CVE-2026-7374: 9.9 Vulnerability in OpenShift Virtualization Allows Namespace User to Assume Host Control

Vulnerability in KubeVirt's virt-handler allows a user with edit permissions in a single namespace to hijack the CRI-O socket and compromise the entire node. Red Hat has published errata for affected lines starting from 4.12.
A user with edit permission in a single OpenShift namespace can escape to the host and compromise the entire node. On 26 May, Red Hat disclosed CVE-2026-7374, a vulnerability in the virt-handler component of KubeVirt that underpins OpenShift Virtualization (formerly Container Native Virtualization), with a CVSS score of 9.9, just a tenth short of the maximum.
The Break in Namespace and Host Boundaries
The issue lies in a loose validation of symlinks when the virt-handler connects to the console sockets of virtual machines. According to Red Hat's record, an authenticated OpenShift user with edit permissions in a namespace can replace the console socket with a symbolic link pointing to the host's container runtime socket, CRI-O. By doing so, it hijacks the privileged connection of the virt-handler and gains access to any Unix socket on the host, paving the way for full control of the node. The classification is CWE-787 for improper resolution of links prior to file access, a long-standing issue of following a shortcut without checking where it leads.
The vector outlines why the score reaches 9.9. The attack originates from the network (AV:N), has low complexity (AC:L), requires only low-level privileges (PR:L), and involves no user interaction (UI:N). The crucial point is the altered scope (S:C): the exploitation begins within a namespace and ends outside it, on the host. Confidentiality, integrity, and availability all drop to high impact. In a multi-tenant cluster, this means that the least privileged credential within an isolated space transforms into the key to the entire floor.

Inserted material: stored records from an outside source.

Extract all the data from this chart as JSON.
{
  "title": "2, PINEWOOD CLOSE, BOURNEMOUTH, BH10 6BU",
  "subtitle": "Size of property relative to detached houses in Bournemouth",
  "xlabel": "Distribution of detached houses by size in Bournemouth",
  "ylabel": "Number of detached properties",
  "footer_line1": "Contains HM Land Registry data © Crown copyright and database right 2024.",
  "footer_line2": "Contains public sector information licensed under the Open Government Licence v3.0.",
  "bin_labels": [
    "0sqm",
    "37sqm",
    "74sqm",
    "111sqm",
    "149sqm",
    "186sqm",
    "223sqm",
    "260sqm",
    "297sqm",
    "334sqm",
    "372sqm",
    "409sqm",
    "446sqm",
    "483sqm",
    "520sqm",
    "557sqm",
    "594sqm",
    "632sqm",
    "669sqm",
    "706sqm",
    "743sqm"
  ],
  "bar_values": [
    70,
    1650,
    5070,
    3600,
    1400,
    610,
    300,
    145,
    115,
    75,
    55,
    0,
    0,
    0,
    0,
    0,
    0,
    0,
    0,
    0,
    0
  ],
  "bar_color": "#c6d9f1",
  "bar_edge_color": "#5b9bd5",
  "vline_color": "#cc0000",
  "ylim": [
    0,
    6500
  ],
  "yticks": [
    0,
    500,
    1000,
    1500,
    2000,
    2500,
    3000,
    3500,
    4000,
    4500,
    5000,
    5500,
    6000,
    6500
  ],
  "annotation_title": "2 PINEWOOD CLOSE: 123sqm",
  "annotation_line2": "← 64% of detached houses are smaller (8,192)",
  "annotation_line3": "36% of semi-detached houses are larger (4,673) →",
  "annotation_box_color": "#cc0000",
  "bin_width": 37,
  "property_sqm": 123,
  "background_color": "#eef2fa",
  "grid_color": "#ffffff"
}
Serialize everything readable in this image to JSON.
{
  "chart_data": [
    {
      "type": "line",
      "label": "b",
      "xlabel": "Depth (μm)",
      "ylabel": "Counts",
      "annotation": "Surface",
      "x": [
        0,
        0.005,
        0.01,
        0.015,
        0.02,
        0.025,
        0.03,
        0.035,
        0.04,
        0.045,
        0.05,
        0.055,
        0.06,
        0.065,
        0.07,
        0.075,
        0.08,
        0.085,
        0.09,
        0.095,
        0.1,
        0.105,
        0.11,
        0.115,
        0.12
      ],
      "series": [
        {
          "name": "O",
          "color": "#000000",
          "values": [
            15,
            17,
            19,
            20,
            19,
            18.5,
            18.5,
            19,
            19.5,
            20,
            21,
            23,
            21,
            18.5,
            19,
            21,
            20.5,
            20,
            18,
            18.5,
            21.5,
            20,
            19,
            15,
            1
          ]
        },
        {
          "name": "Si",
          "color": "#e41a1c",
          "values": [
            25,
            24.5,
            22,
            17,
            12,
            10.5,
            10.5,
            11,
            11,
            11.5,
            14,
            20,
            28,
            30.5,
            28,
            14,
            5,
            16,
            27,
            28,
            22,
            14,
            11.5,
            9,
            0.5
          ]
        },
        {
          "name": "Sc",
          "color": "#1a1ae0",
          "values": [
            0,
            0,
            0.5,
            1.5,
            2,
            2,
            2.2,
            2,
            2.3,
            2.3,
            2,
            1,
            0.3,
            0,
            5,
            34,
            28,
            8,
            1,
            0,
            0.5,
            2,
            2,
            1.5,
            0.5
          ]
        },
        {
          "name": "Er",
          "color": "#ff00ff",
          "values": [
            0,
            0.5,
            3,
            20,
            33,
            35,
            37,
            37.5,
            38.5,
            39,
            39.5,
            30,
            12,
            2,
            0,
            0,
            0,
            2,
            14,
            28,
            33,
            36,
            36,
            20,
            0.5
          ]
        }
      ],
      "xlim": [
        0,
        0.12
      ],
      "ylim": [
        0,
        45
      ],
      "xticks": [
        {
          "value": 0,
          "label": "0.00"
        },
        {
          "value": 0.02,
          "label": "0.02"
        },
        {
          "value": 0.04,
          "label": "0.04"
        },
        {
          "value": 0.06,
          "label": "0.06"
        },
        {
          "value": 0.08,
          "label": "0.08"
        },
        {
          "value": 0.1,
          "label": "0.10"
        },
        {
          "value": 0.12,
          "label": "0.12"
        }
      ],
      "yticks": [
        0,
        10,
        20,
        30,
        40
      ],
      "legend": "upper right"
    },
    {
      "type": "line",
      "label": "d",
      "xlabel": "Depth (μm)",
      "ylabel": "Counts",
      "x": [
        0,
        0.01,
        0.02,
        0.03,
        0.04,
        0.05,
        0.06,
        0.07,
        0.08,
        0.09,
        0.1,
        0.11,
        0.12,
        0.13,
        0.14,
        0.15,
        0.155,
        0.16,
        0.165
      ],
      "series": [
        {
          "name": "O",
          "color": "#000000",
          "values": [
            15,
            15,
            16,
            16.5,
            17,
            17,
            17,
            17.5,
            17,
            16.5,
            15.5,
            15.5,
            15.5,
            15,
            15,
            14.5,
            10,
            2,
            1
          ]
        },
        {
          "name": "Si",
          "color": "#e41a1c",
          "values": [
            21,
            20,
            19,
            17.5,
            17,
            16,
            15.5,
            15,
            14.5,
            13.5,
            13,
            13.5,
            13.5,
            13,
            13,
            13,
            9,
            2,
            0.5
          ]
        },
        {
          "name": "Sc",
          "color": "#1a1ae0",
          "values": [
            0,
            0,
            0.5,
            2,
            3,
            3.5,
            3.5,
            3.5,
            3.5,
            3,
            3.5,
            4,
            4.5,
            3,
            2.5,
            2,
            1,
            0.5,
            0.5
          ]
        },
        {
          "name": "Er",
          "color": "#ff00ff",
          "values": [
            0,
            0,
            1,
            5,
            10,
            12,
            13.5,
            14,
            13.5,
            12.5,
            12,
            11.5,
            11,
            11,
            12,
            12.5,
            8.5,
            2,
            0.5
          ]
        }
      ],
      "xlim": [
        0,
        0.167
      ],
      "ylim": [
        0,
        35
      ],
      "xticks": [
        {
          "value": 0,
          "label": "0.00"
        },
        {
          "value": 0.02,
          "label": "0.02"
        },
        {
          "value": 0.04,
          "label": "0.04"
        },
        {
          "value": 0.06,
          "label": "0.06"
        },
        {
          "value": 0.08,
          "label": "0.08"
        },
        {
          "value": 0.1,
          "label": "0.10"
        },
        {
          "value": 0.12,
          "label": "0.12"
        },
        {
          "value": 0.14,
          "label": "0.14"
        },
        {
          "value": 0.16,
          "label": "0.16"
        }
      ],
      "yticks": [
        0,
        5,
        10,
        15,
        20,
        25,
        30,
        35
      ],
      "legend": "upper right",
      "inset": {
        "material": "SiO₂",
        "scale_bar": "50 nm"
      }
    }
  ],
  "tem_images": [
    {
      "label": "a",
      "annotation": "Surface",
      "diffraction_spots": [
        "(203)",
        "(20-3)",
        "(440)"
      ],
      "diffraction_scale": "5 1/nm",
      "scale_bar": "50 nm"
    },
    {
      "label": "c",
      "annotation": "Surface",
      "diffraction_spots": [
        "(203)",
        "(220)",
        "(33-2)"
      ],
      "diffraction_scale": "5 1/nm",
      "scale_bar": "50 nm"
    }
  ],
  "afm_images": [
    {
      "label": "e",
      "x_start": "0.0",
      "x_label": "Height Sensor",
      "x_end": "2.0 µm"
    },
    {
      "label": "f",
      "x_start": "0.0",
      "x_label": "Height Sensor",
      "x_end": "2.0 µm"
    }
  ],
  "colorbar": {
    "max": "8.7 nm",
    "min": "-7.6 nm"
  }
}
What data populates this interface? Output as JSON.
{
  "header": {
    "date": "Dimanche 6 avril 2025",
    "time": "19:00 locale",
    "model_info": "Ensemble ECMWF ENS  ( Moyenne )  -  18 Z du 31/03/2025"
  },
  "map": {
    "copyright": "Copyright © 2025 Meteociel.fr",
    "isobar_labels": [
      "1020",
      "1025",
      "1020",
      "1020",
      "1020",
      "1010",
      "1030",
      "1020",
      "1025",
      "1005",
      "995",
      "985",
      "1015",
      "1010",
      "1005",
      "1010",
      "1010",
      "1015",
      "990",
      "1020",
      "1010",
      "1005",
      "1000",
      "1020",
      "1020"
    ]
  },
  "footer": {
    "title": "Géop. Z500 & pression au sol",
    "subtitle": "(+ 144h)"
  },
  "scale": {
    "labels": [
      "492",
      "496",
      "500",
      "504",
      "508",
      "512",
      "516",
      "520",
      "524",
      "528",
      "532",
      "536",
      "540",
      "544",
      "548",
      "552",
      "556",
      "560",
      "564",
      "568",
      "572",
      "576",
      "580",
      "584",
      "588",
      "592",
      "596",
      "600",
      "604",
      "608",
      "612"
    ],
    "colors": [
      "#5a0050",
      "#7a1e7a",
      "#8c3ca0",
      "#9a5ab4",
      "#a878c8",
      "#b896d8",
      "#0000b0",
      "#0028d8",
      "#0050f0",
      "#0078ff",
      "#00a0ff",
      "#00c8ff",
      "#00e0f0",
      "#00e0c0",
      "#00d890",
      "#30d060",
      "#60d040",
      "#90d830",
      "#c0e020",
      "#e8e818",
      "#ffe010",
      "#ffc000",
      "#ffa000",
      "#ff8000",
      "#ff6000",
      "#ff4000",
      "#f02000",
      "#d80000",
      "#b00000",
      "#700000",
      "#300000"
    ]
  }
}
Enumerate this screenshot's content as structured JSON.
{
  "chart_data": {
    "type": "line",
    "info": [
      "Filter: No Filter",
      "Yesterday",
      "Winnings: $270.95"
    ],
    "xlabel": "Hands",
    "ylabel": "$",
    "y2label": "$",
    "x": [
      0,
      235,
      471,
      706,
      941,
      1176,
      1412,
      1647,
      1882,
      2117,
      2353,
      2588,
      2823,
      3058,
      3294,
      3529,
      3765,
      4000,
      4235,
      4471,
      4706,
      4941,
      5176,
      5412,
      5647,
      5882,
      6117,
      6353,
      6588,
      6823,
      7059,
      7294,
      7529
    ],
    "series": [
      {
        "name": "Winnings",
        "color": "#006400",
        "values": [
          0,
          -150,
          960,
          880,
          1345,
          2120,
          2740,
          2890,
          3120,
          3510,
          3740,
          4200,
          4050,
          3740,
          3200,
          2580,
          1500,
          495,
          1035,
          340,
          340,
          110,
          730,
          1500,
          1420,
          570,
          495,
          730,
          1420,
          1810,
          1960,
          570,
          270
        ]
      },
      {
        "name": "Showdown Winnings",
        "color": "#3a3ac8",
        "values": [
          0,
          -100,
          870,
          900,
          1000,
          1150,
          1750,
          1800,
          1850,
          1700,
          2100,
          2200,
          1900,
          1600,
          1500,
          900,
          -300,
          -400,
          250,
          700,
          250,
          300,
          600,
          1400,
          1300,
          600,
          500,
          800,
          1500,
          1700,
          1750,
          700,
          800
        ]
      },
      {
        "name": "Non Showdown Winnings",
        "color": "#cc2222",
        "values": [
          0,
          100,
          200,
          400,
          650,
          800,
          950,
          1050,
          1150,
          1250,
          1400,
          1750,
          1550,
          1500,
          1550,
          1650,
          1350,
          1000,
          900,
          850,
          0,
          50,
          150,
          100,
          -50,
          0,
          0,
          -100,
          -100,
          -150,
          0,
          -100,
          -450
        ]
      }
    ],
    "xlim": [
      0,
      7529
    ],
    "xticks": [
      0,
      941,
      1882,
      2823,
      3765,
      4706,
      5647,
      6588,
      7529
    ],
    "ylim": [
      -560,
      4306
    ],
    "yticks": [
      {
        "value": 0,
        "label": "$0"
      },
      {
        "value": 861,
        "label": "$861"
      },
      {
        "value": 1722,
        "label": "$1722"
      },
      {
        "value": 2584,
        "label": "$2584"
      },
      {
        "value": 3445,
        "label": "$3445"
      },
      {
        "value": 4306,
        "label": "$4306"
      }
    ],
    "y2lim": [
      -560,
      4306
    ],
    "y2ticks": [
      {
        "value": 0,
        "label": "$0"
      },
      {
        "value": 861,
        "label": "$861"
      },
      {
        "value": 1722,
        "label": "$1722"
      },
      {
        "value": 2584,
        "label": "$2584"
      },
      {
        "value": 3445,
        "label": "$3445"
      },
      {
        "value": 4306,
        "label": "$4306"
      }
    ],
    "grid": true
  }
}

What is alarming about this arrangement is the size of the prerequisite. It does not require cluster administrator access or control plane access: merely edit permission in a namespace, the level typically granted to development teams for managing their own virtual machines. In clusters housing dozens of teams, the population meeting this condition is large, and each service account with that right becomes a vector. The attack also does not rely on timing luck or social engineering, as the vector indicates null user interaction.
Why This Affects Those Who Have Left VMware
Timing matters. Since Broadcom repositioned VMware licensing into pricier subscription packages, a wave of companies has sought alternatives, and OpenShift Virtualization has established itself as a destination for running virtual machines alongside containers on the same platform. The central promise of this migration is consolidation with isolation: multiple teams or clients sharing the same cluster under namespace boundaries.
CVE-2026-7374 specifically targets this promise. A bug that starts in a namespace and reaches the host is not merely a technical detail: it is the nullification of the multi-tenant model that justifies consolidation. Fixes have been released in a series of Red Hat errata, including RHSA-2026:20720, RHSA-2026:20736, RHSA-2026:20763, and RHSA-2026:20782, covering affected lines beginning with version 4.12.
What Changes for Brazil
The migration away from VMware is not abstract here. Banks, telecom operators, large retailers, and public administration hold vast stocks of virtual machines and are among those who felt the impact of licensing adjustments the most. For these entities, OpenShift Virtualization has entered the dialogue as an exit route, with some already running production workloads on it.
For a bank that has moved internal systems to shared clusters, the reading is straightforward: the number of teams and vendors with edit access to any namespace tends to be large, and each of these identities suddenly has a theoretical pathway to the host overnight. The risk does not come from an anonymous external attacker; it is the insider, the third-party contractor, or the leaked low-privilege credential that suddenly has much more value than it appeared.
The sensible response combines the patch with a review of who truly needs edit permission in each namespace. The migration away from an expensive hypervisor delivers licensing savings; what this vulnerability reminds us is that the security bill for the new platform comes in another currency, that of rigor concerning who can touch what within the cluster.